I'm trying to create a git alias to print all pull requests from the log, in a specific format. However I'm having issues with AWK to remove double spaces.

This is the output from git log using this command: git log --merges --grep="pull request" --pretty=format:"[%h] %s %b" [SHA]..HEAD

[5c420cb] Merge pull request #001 from repo_name/branch_name Pull request title

Piping with the following AWK command I was able to print it as I wanted: awk '{$2=$3=$4=$6=$7=""; gsub(/ +/," ",$0); $2=$2 ":"; print}'

[5c420cb] #001: Pull request title

However, glueing everything in the git alias

[alias]
    release = !"git log --merges --grep=\"pull request\" --pretty=format:\"[%h] %s %b\" $1..HEAD | awk '{$2=$3=$4=$6=$7=\\\"\\\";gsub(/ +/,\\\" \\\",$0);$2=$2 \\\":\\\";print}'"

AWK prints that the [SHA] is not a file:

$ git release SHA
awk: can't open file SHA
 source line number 1

What could be wrong? I'm open to use other tools like sed, cut or even a bash function inside the alias.

I'm under OS X Mavericks.

回答1:

When git calls your alias it sticks your arguments on the end of the command and runs it.

With your alias that turns in to (manually dequoted so ignore quoting errors):

git log --merges --grep="pull request" --pretty=format:"[%h] %s %b" $1..HEAD | awk '{$2=$3=$4=$6=$7=\\"\\";gsub(/ +/,\\" \\",$0);$2=$2 \\":\\";print}' SHA

At which point $1 expands to nothing, git sees ..HEAD (which is perfectly reasonable).
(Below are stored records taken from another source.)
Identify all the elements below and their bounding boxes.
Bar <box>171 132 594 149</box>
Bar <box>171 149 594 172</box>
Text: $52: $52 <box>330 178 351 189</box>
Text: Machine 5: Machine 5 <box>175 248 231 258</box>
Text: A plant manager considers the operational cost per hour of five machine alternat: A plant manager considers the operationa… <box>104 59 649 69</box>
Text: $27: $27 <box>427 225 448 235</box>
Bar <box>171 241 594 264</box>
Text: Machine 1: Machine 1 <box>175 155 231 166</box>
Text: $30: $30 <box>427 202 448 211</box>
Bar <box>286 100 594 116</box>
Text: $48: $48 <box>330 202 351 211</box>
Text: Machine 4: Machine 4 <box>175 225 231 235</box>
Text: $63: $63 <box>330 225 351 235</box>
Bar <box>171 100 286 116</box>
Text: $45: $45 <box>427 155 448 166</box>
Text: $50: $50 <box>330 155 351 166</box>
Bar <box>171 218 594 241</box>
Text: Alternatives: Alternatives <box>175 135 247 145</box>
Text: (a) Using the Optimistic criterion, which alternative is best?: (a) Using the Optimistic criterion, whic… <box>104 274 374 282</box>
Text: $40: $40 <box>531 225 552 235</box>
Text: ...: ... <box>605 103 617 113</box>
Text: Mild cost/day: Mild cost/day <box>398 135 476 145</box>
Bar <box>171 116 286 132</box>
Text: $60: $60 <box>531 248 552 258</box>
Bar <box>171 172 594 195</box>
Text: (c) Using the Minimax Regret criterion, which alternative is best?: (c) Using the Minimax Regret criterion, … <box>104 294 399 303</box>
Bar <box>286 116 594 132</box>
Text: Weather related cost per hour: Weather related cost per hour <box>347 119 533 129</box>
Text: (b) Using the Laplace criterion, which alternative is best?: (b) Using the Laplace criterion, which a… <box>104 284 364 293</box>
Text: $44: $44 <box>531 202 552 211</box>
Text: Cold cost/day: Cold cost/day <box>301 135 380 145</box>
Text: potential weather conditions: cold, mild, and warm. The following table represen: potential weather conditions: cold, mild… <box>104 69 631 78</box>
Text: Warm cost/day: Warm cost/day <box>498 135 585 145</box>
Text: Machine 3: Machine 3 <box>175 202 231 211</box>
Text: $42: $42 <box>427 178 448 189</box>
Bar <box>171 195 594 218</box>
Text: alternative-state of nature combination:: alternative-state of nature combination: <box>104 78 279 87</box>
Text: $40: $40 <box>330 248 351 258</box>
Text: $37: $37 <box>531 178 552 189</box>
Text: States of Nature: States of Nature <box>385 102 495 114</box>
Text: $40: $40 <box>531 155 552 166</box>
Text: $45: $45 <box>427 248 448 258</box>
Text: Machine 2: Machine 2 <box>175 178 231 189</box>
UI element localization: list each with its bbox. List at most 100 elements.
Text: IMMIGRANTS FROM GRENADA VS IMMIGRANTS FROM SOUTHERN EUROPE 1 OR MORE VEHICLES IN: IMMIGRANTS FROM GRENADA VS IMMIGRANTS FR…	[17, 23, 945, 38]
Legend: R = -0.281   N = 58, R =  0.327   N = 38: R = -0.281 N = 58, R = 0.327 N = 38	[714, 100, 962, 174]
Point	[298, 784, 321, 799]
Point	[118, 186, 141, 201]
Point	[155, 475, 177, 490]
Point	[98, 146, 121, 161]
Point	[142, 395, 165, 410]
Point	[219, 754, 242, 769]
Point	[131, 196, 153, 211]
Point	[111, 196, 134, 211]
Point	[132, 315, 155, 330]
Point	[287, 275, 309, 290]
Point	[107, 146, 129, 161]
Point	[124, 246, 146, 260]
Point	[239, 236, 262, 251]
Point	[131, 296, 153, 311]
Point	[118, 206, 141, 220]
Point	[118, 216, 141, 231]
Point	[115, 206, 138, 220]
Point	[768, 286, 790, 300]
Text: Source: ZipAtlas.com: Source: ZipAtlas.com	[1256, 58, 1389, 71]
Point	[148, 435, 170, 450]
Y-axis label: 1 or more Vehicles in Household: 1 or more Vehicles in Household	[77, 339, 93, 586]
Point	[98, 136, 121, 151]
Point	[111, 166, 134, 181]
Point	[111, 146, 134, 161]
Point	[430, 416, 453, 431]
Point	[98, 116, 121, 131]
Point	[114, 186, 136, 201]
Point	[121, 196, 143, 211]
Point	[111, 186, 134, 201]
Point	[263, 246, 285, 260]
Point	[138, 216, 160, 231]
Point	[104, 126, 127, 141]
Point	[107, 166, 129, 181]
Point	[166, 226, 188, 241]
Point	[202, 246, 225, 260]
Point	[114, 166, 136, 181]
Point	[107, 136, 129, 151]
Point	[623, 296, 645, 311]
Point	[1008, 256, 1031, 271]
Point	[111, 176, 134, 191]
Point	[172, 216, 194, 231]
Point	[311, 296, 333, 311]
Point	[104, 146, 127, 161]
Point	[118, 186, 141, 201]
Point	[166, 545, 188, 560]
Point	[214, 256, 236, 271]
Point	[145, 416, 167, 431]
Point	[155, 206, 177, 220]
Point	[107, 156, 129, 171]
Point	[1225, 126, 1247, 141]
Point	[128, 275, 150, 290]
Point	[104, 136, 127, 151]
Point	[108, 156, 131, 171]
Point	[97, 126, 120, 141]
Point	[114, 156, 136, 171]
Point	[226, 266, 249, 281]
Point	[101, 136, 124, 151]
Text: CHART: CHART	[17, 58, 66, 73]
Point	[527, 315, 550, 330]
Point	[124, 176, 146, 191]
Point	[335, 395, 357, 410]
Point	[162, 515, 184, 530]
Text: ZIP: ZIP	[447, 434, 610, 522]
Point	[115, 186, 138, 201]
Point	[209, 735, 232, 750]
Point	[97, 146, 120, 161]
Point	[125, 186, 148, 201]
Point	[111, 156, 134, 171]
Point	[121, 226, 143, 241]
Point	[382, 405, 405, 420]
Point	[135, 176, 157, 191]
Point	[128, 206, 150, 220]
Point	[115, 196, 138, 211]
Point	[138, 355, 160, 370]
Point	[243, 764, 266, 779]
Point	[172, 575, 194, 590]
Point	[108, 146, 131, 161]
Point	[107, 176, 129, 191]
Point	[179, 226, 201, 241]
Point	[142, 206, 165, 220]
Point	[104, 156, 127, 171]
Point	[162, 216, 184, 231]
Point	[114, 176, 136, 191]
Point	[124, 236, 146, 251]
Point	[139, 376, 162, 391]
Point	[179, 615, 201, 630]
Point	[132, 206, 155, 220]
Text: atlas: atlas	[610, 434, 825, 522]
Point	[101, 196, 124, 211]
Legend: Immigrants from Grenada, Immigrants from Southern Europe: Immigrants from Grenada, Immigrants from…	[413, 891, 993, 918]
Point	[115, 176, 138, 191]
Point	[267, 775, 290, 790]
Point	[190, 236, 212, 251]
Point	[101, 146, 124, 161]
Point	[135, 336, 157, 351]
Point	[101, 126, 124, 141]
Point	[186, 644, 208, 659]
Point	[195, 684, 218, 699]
awk sees an argument of SHA which doesn't exist and triggers the error (and causes it to ignore stdin).

You need to wrap the pipeline in a "shell script".

release = "!bash -c 'git log --merges --grep=\"pull request\" --pretty=format:\"[%h] %s %b\" $1..HEAD | awk \"{\\$2=\\$3=\\$4=\\$6=\\$7=\\\"\\\";gsub(/ +/,\\\" \\\",\\$0);\\$2=\\$2 \\\":\\\";print}\"' -"

It might be possible to do that in a way that has less horrible quoting but that's the format that's worked for me so I've stuck with it.

The - argument there at the end is to fill the $0 argument to that shell so positional arguments work the way people expect them to.